Checkout fraud, including staffed registers and self-checkout, requires the aggregation of data from object level tracking with computer and POS visibility. Comparing object level counts to POS -generated counts can help colleagues discover fraud and act in real time. AI and computer vision help retailers improve checkout processes by making them smarter, reducing theft and improving inventory control.
Here’s an example of what it looks like: a solution could add a camera to existing checkout lanes and use AI to check the number of items scanned, helping to identify and prevent stealing from shoppers. While a customer is scanning an object in the POS system, the camera detects the objects being scanned. It makes the total item count and then sends the number to the integrated POS system. The video camera is tied to the POS system and once the items are scanned, the POS system will count the total number of counts made by the camera.
If the two numbers do not match, a system can be set up to generate a dashboard, POS alert or a mobile alert sent to management staff as a notification for potential theft or incorrect billing. . It allows store associates to intervene or assist with transactions before they are processed, allowing the manager to manually process transactions.

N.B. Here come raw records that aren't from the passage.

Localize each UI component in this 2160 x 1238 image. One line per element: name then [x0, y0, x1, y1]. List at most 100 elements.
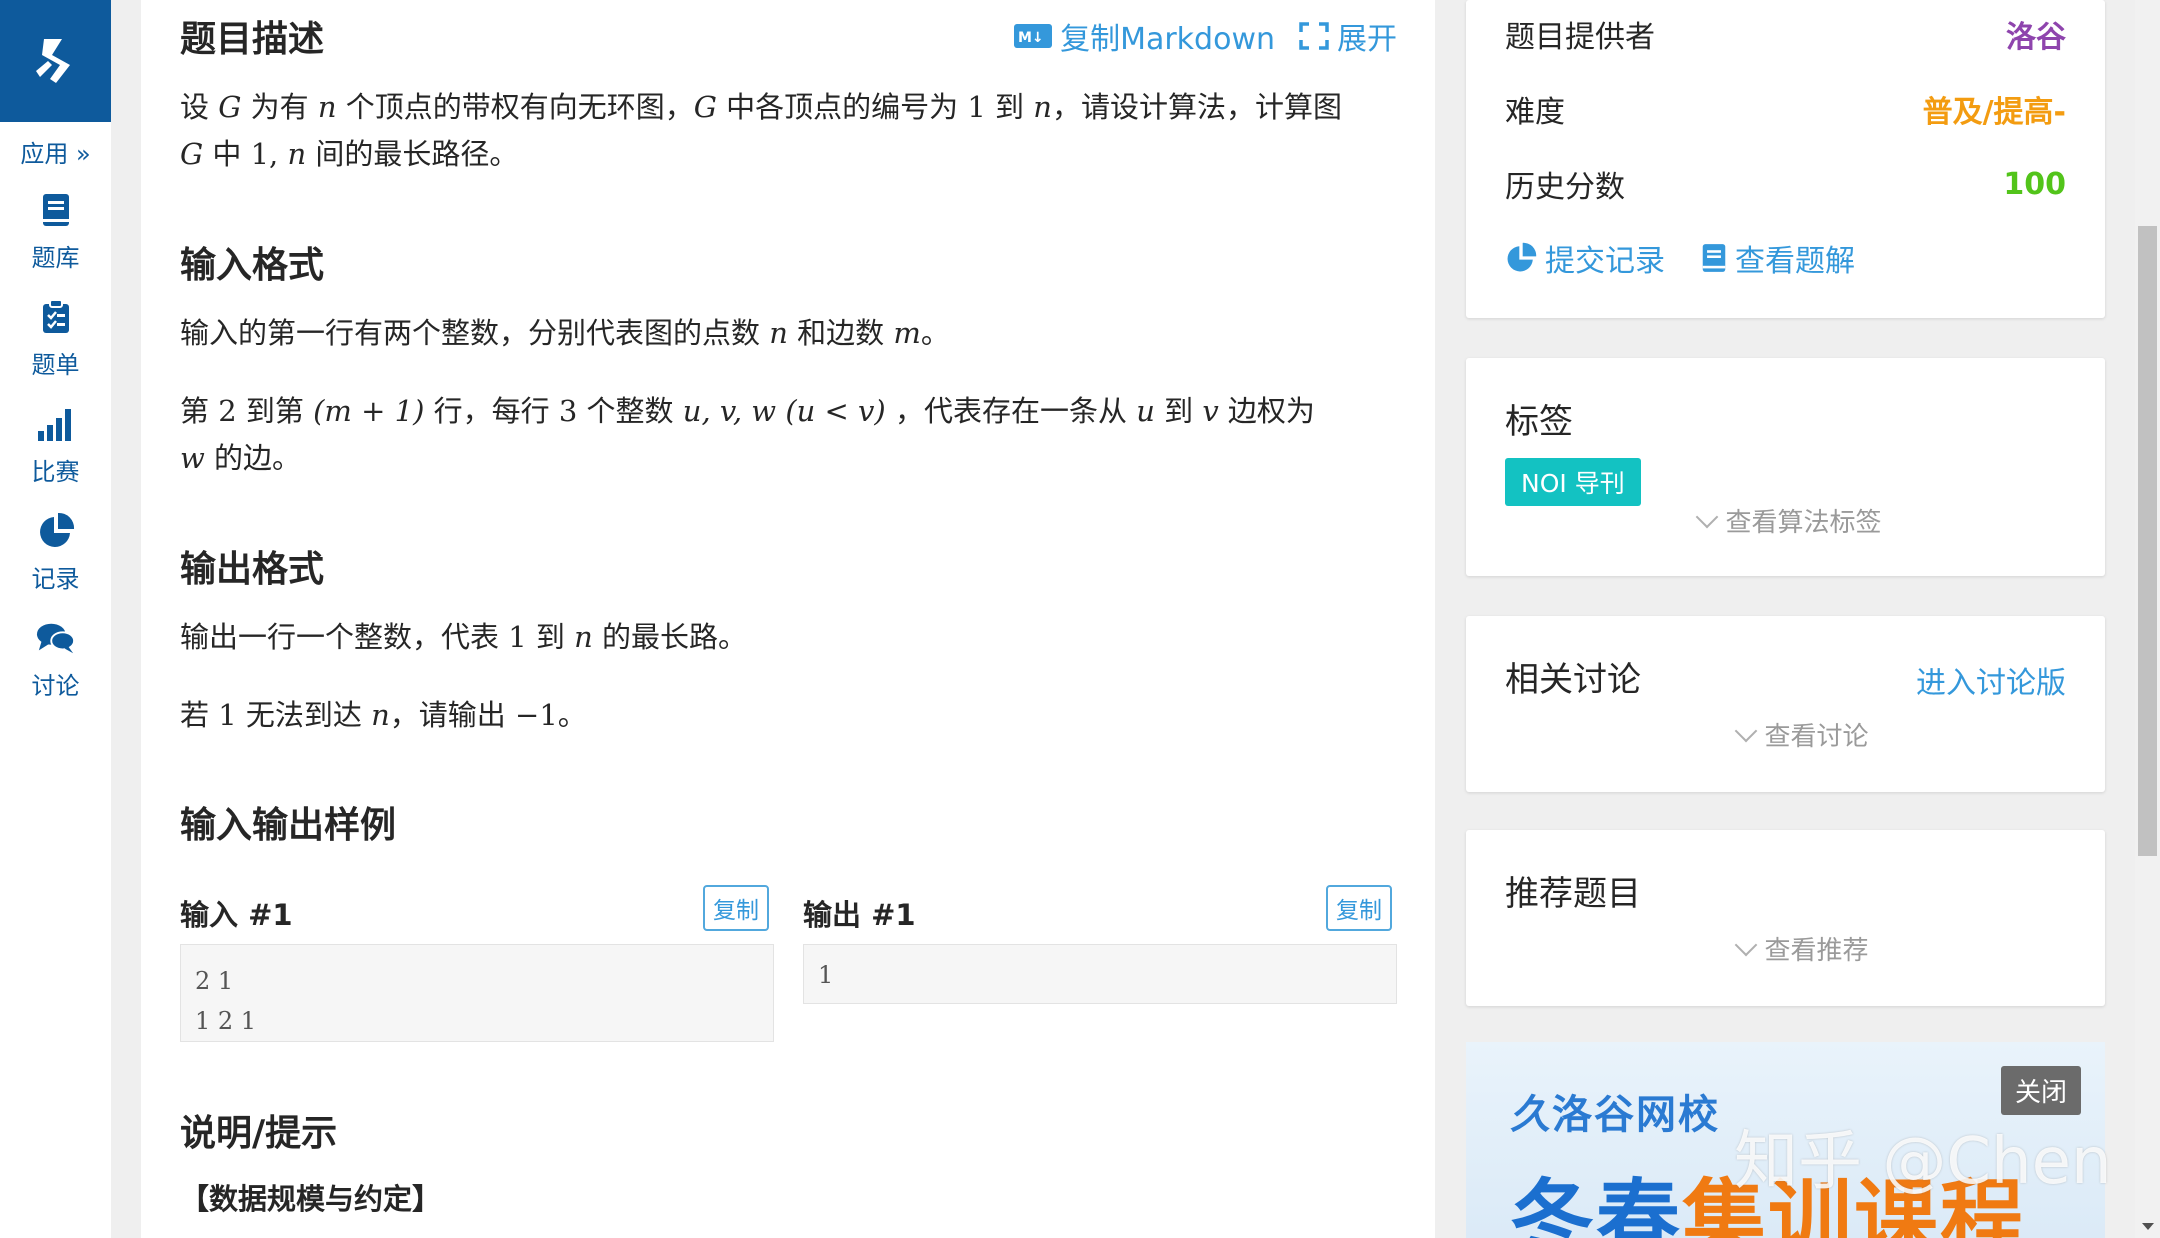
score-label: 历史分数 — [1505, 170, 1625, 205]
text-run: 到 — [985, 90, 1034, 124]
text-run: 输出一行一个整数，代表 — [180, 620, 509, 654]
output-format-title: 输出格式 — [180, 549, 325, 590]
luogu-logo[interactable] — [0, 0, 111, 122]
sample-input-label: 输入 #1 — [180, 898, 293, 932]
problem-statement-card: M↓ 复制Markdown 展开 题目描述 设 G 为有 n 个顶点的带权有向无… — [141, 0, 1435, 1238]
ad-brand: 久洛谷网校 — [1510, 1082, 1720, 1140]
text-run: 中各顶点的编号为 — [716, 90, 968, 124]
provider-label: 题目提供者 — [1505, 20, 1655, 55]
scroll-down-arrow-icon[interactable] — [2142, 1223, 2154, 1230]
enter-forum-link[interactable]: 进入讨论版 — [1916, 658, 2066, 702]
sample-input-line: 1 2 1 — [195, 1007, 257, 1035]
math-uvw: u, v, w — [682, 394, 777, 428]
discussion-title: 相关讨论 — [1505, 660, 1641, 700]
math-minus-1: −1 — [515, 698, 558, 732]
text-run: 和边数 — [787, 316, 894, 350]
show-algorithm-tags-label: 查看算法标签 — [1725, 508, 1882, 538]
text-run: 为有 — [241, 90, 318, 124]
view-solutions-link[interactable]: 查看题解 — [1701, 236, 1855, 280]
show-recommendations[interactable]: 查看推荐 — [1466, 930, 2105, 967]
sample-input-box[interactable]: 2 1 1 2 1 — [180, 944, 774, 1042]
nav-discuss[interactable]: 讨论 — [0, 618, 111, 714]
expand-label: 展开 — [1337, 22, 1397, 57]
sample-input-line: 2 1 — [195, 967, 234, 995]
text-run: 输入的第一行有两个整数，分别代表图的点数 — [180, 316, 770, 350]
luogu-mini-logo-icon: 久 — [1510, 1092, 1552, 1138]
nav-contests[interactable]: 比赛 — [0, 404, 111, 500]
math-v: v — [1202, 394, 1219, 428]
math-G: G — [693, 90, 717, 124]
tags-card: 标签 NOI 导刊 查看算法标签 — [1466, 358, 2105, 576]
math-n: n — [371, 698, 390, 732]
show-discussions[interactable]: 查看讨论 — [1466, 716, 2105, 753]
view-solutions-label: 查看题解 — [1735, 244, 1855, 279]
output-format-p2: 若 1 无法到达 n，请输出 −1。 — [180, 692, 1410, 739]
score-value: 100 — [2003, 166, 2066, 202]
input-format-p2: 第 2 到第 (m + 1) 行，每行 3 个整数 u, v, w (u < v… — [180, 388, 1410, 482]
text-run — [776, 394, 785, 428]
copy-markdown-label: 复制Markdown — [1060, 22, 1275, 57]
text-run: 间的最长路径。 — [306, 137, 519, 171]
expand-icon — [1299, 22, 1329, 50]
app-menu-toggle[interactable]: 应用 » — [0, 134, 111, 169]
math-1: 1 — [218, 698, 237, 732]
math-m-plus-1: (m + 1) — [313, 394, 425, 428]
nav-records[interactable]: 记录 — [0, 511, 111, 607]
samples-title: 输入输出样例 — [180, 805, 397, 846]
copy-input-button[interactable]: 复制 — [703, 885, 769, 931]
chevron-down-icon — [1696, 505, 1719, 529]
statement-actions: M↓ 复制Markdown 展开 — [1014, 14, 1397, 58]
text-run: 的边。 — [204, 441, 302, 475]
math-n: n — [317, 90, 337, 124]
nav-problems-label: 题库 — [31, 244, 80, 272]
luogu-logo-icon — [35, 39, 70, 83]
chat-icon — [36, 618, 76, 658]
nav-records-label: 记录 — [31, 565, 80, 593]
text-run: ，请输出 — [389, 698, 516, 732]
nav-problem-lists-label: 题单 — [31, 351, 80, 379]
expand-link[interactable]: 展开 — [1299, 14, 1397, 58]
math-1: 1 — [967, 90, 986, 124]
hint-title: 说明/提示 — [180, 1113, 338, 1154]
show-discussions-label: 查看讨论 — [1764, 722, 1869, 752]
bar-chart-icon — [36, 404, 76, 444]
show-recommendations-label: 查看推荐 — [1764, 936, 1869, 966]
difficulty-value: 普及/提高- — [1922, 95, 2066, 130]
text-run: 第 — [180, 394, 219, 428]
submit-records-label: 提交记录 — [1545, 244, 1665, 279]
text-run: 。 — [920, 316, 950, 350]
text-run: 到 — [1154, 394, 1203, 428]
copy-markdown-link[interactable]: M↓ 复制Markdown — [1014, 14, 1275, 58]
page-scrollbar[interactable] — [2135, 0, 2160, 1238]
difficulty-row: 难度 普及/提高- — [1505, 87, 2066, 131]
pie-chart-icon — [36, 511, 76, 551]
math-w: w — [180, 441, 205, 475]
difficulty-label: 难度 — [1505, 95, 1565, 130]
nav-problem-lists[interactable]: 题单 — [0, 297, 111, 393]
show-algorithm-tags[interactable]: 查看算法标签 — [1466, 502, 2105, 539]
chevron-down-icon — [1735, 933, 1758, 957]
provider-value[interactable]: 洛谷 — [2006, 12, 2066, 56]
description-title: 题目描述 — [180, 19, 325, 60]
math-G: G — [218, 90, 242, 124]
ad-close-button[interactable]: 关闭 — [2000, 1066, 2081, 1115]
copy-output-button[interactable]: 复制 — [1326, 885, 1392, 931]
recommend-title: 推荐题目 — [1505, 874, 1641, 914]
ad-headline-part-a: 冬春 — [1510, 1170, 1683, 1238]
scrollbar-thumb[interactable] — [2138, 226, 2157, 856]
book-icon — [1702, 244, 1726, 272]
submit-records-link[interactable]: 提交记录 — [1505, 236, 1665, 280]
clipboard-icon — [36, 297, 76, 337]
math-G: G — [180, 137, 204, 171]
pie-chart-icon — [1507, 242, 1537, 272]
markdown-icon: M↓ — [1014, 24, 1053, 48]
text-run: ，请设计算法，计算图 — [1051, 90, 1342, 124]
tag-badge[interactable]: NOI 导刊 — [1505, 458, 1641, 506]
nav-problems[interactable]: 题库 — [0, 190, 111, 286]
math-u-lt-v: (u < v) — [785, 394, 886, 428]
nav-contests-label: 比赛 — [31, 458, 80, 486]
text-run: 若 — [180, 698, 219, 732]
sample-output-box[interactable]: 1 — [803, 944, 1397, 1004]
text-run: 设 — [180, 90, 219, 124]
text-run: 中 — [203, 137, 251, 171]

With computer vision and AI, retailers have the opportunity to rectify the situation without having to accuse customers of theft. Store associates can inform shoppers about system differences and give them a chance to pay for unscanned items. In the long run, the process will help to change behavior, which will lead to reduced reductions and cost savings.

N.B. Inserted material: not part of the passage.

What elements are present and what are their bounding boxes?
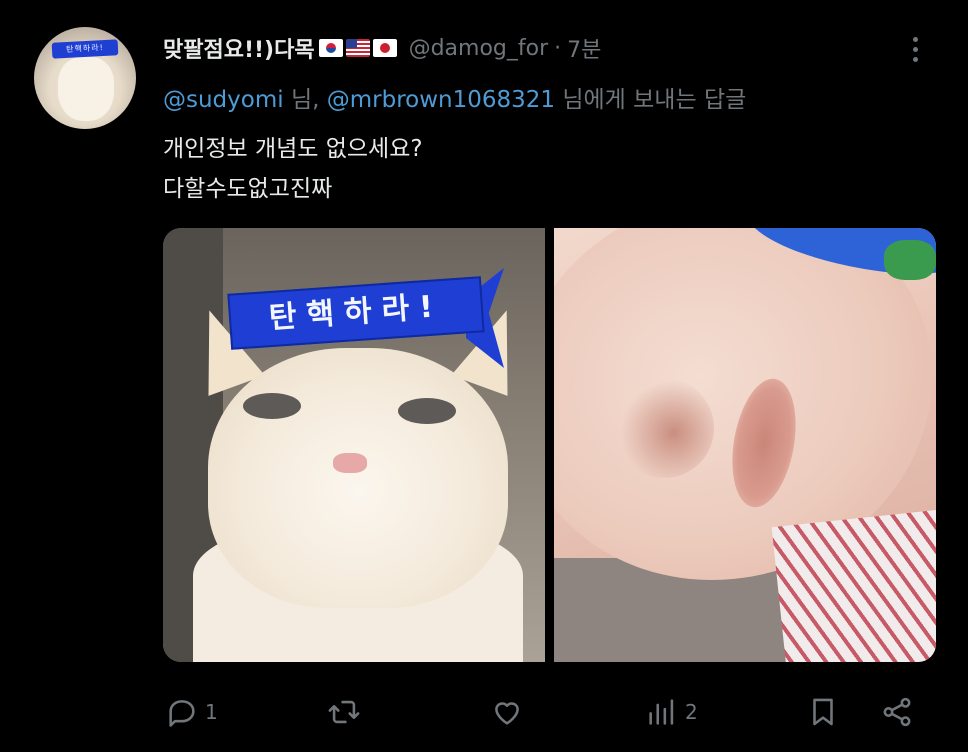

In the National Retail Security Survey 2021, it was reported that retailers are actively investing in technology to combat the rise in organized retail crime. Investing in a loss prevention solution that incorporates computer vision and AI not only helps save revenue drop, but also directly and positively impacts the customer experience. This is a win-win for retailers and customers.
Rohan Sanil is the CEO and Co-founder of Deep North. He has over two decades of product, business and business leadership in the video analytics space. He was previously founded by Akiira Media Systems, Atstream Networks and Tri-Cad, where he was instrumental in raising capital and launching products. Prior to co-founding Deep North, he led MetricStream product management and business development at Cambridge Solutions (now part of DXC Technology), building key partnerships with marquee customers such as Polycom, Broadcom, Virgin Mobile, Cisco and Oracle. Sanil holds an MS Degree in Management Science from the University of Dayton, Ohio, and a BS in Mechanical Engineering from Karnataka University, India.